I never watch local television here because it is made by idiots, for idiots. Even more disgraceful is the local newspaper, the Arizona Republic(an), which is a laughingly provincial, unsophisticated excuse for a newspaper for the sixth largest metropolitan area in the United States. It would be more suited to a small-to-medium city in the upper Midwest rather than one of the larger cities of the Southwest. The income disparity around here is also pretty jarring, when you go from the gated communities and palatial estates of Scottsdale and Paradise Valley to the grungy, dilapidated wastelands of south Phoenix.

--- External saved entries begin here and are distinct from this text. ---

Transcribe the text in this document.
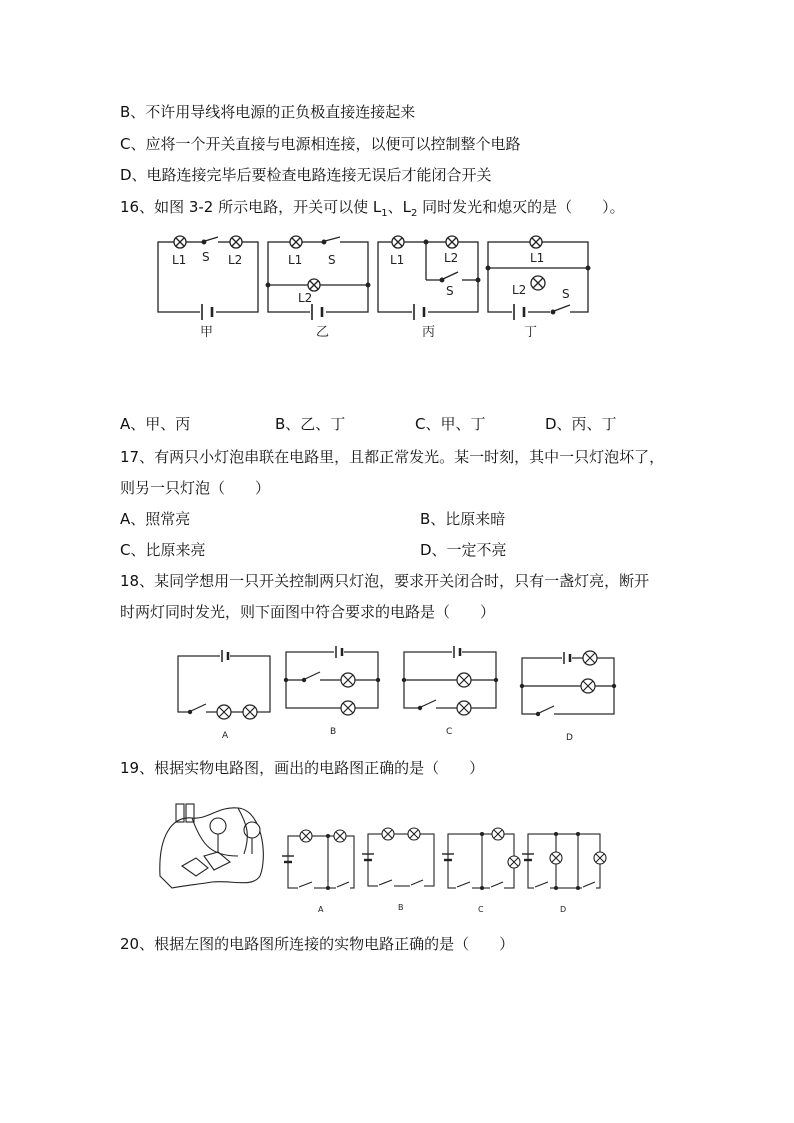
B、不许用导线将电源的正负极直接连接起来
C、应将一个开关直接与电源相连接，以便可以控制整个电路
D、电路连接完毕后要检查电路连接无误后才能闭合开关
16、如图 3-2 所示电路，开关可以使 $L_1$、$L_2$ 同时发光和熄灭的是（　　）。
L1 S L2
甲
L1 S
L2
乙
L1	L2
S
丙
L1
L2	S
丁
A、甲、丙	B、乙、丁	C、甲、丁	D、丙、丁
17、有两只小灯泡串联在电路里，且都正常发光。某一时刻，其中一只灯泡坏了，
则另一只灯泡（　　）
A、照常亮	B、比原来暗
C、比原来亮	D、一定不亮
18、某同学想用一只开关控制两只灯泡，要求开关闭合时，只有一盏灯亮，断开
时两灯同时发光，则下面图中符合要求的电路是（　　）
A	B	C
D
19、根据实物电路图，画出的电路图正确的是（　　）
A	B	C	D
20、根据左图的电路图所连接的实物电路正确的是（　　）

All these distractions aside, we do have a lot of things to appreciate, such as wonderful weather most of the year (not right now), beautiful scenic vistas, cool places to visit like Sedona and Flagstaff and Prescott and Tucson, and driving through fragrant pine forests to the visual feast that is the Grand Canyon. We also have opportunities to be dazzled by really, really dark night skies, when you think you can see a billion stars with a clarity that will literally take your breath away. As I start my nineteenth year in Sand Land, I find I really have much more for which to be grateful, rather than critical.